A recent study found “455 contacts were excluded from SARS-CoV2 infection and we conclude that the infectivity of some asymptomatic SARS-CoV2 carriers might be weak.”
The administration has engaged in the practice of
intentional selection of data to present to Ohioans—citizens who were promised data transparency and policies based on the best science.
To be clear: why DeWine is doing what he is doing is
not as important right now as how he is doing what he is doing. But input about why he is handling the crisis this way is not in short supply.
A person who has consulted with the ODH, who requested
anonymity, talked twice with high level officials inside the Ohio Department of Health and the DeWine administration. On both occasions, the advisor asked why data is suppressed and presented with a bias toward worst-case scenarios. On both occasions the advisor was told the message is packaged and delivered to change how people feel and think about Coronavirus. The end goal is to build compliance with the new normal.

Perhaps DeWine and Acton are like helicopter parents who are
alarmingly controlling and overprotective of their children.

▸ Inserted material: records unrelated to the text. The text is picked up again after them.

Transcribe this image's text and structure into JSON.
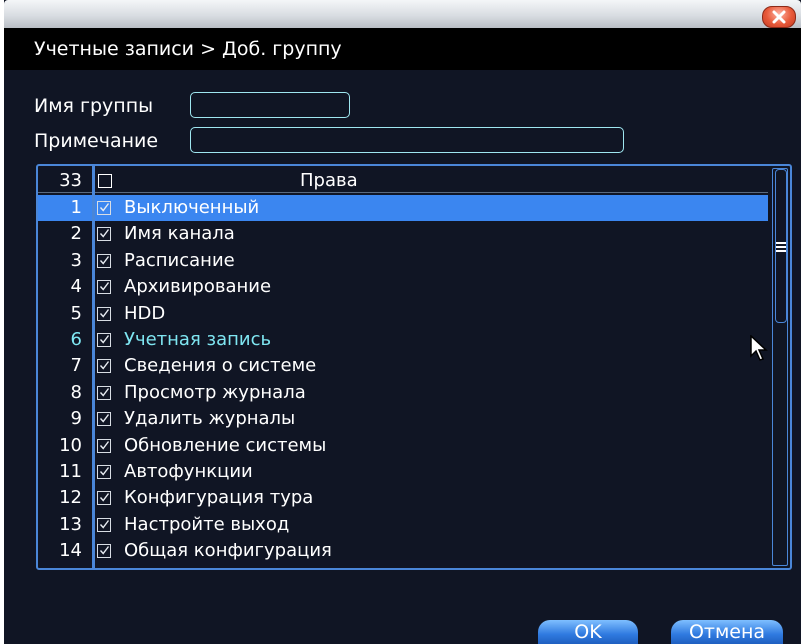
{
  "dialog": {
    "title": "Учетные записи > Доб. группу"
  },
  "form": {
    "group_name_label": "Имя группы",
    "group_name_value": "",
    "note_label": "Примечание",
    "note_value": ""
  },
  "permissions": {
    "count": "33",
    "header": "Права",
    "rows": [
      {
        "num": "1",
        "label": "Выключенный",
        "checked": true
      },
      {
        "num": "2",
        "label": "Имя канала",
        "checked": true
      },
      {
        "num": "3",
        "label": "Расписание",
        "checked": true
      },
      {
        "num": "4",
        "label": "Архивирование",
        "checked": true
      },
      {
        "num": "5",
        "label": "HDD",
        "checked": true
      },
      {
        "num": "6",
        "label": "Учетная запись",
        "checked": true
      },
      {
        "num": "7",
        "label": "Сведения о системе",
        "checked": true
      },
      {
        "num": "8",
        "label": "Просмотр журнала",
        "checked": true
      },
      {
        "num": "9",
        "label": "Удалить журналы",
        "checked": true
      },
      {
        "num": "10",
        "label": "Обновление системы",
        "checked": true
      },
      {
        "num": "11",
        "label": "Автофункции",
        "checked": true
      },
      {
        "num": "12",
        "label": "Конфигурация тура",
        "checked": true
      },
      {
        "num": "13",
        "label": "Настройте выход",
        "checked": true
      },
      {
        "num": "14",
        "label": "Общая конфигурация",
        "checked": true
      }
    ]
  },
  "buttons": {
    "ok": "OK",
    "cancel": "Отмена"
  },
  "colors": {
    "background": "#101524",
    "header": "#000000",
    "selection": "#3b86f0",
    "accent_text": "#7fe6f2",
    "border": "#4a86d8"
  }
}
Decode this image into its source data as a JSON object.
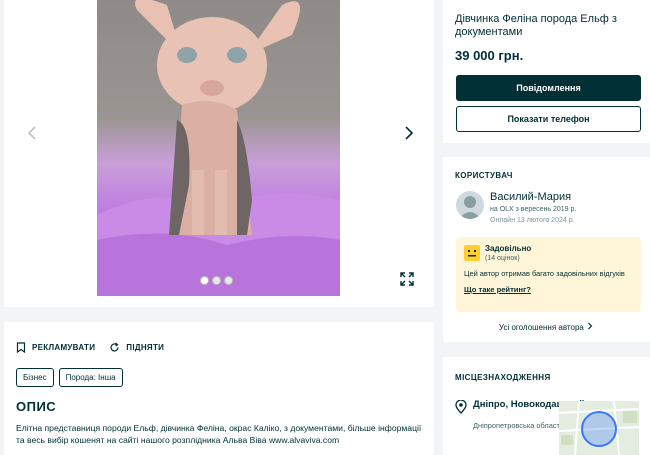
{
  "gallery": {
    "prev_icon": "chevron-left-icon",
    "next_icon": "chevron-right-icon",
    "expand_icon": "expand-icon"
  },
  "description_block": {
    "promote_label": "РЕКЛАМУВАТИ",
    "raise_label": "ПІДНЯТИ",
    "tags": [
      "Бізнес",
      "Порода: Інша"
    ],
    "heading": "ОПИС",
    "text": "Елітна представниця породи Ельф, дівчинка Феліна, окрас Каліко, з документами, більше інформації та весь вибір кошенят на сайті нашого розплідника Альва Віва www.alvaviva.com"
  },
  "listing": {
    "title": "Дівчинка Феліна порода Ельф з документами",
    "price": "39 000 грн.",
    "message_button": "Повідомлення",
    "phone_button": "Показати телефон"
  },
  "user": {
    "section_label": "КОРИСТУВАЧ",
    "name": "Василий-Мария",
    "since": "на OLX з вересень 2019 р.",
    "online": "Онлайн 13 лютого 2024 р.",
    "rating_label": "Задовільно",
    "rating_count": "(14 оцінок)",
    "rating_text": "Цей автор отримав багато задовільних відгуків",
    "rating_link": "Що таке рейтинг?",
    "all_ads": "Усі оголошення автора"
  },
  "location": {
    "section_label": "МІСЦЕЗНАХОДЖЕННЯ",
    "city": "Дніпро, Новокодацький",
    "region": "Дніпропетровська область"
  },
  "colors": {
    "brand": "#002f34",
    "background": "#f2f4f5",
    "rating_bg": "#fff6d9",
    "rating_face": "#ffce32"
  }
}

Whatever the reasoning for their overreach and unconstitutional rules, the unintended consequences of their actions now threaten to make the cure worse than the virus.
But like stubbornly protective parents, DeWine and Acton may
be hard to redirect. Judge Fry’s court ruling in March was ignored. Judge Lucci’s order from last week was ignored. The crew continues to ignore data and the unintended consequences of their policies.
It begs the question: will they ever be held accountable for
their misrepresentation of data? Remember, on March 23 we the people of Ohio accepted a social contract and we are still waiting for the faithful
delivery—but will DeWine uphold his end of the bargain?

We hear a lot about the new normal. We were doing just fine
with normal: roaring economy, no state budget deficit, kids in school and
protected, living life the way it is intended to be lived—in community.
Now we know that “normal” was happening while COVID-19 was
here from January (if not sooner) to March 23, without: unprecedented numbers of deaths, overrun hospitals and mitigation strategies to fight the virus.

How does the new normal look? The new normal is comprised of
masks, social distancing, business mandates, school shutdowns, and
The results: an estimated 2 million unemployed, more than 1,589 nursing home deaths, a startling number of businesses that will never re-open, and—if history repeats—a 20%-and-counting increase in suicide.

This is Jack Windsor with WMFD-TV in Mansfield. My question
is for the Governor: Sir, when will the administration target real issues
instead of applying a one-size-fits-all approach and crossing their fingers?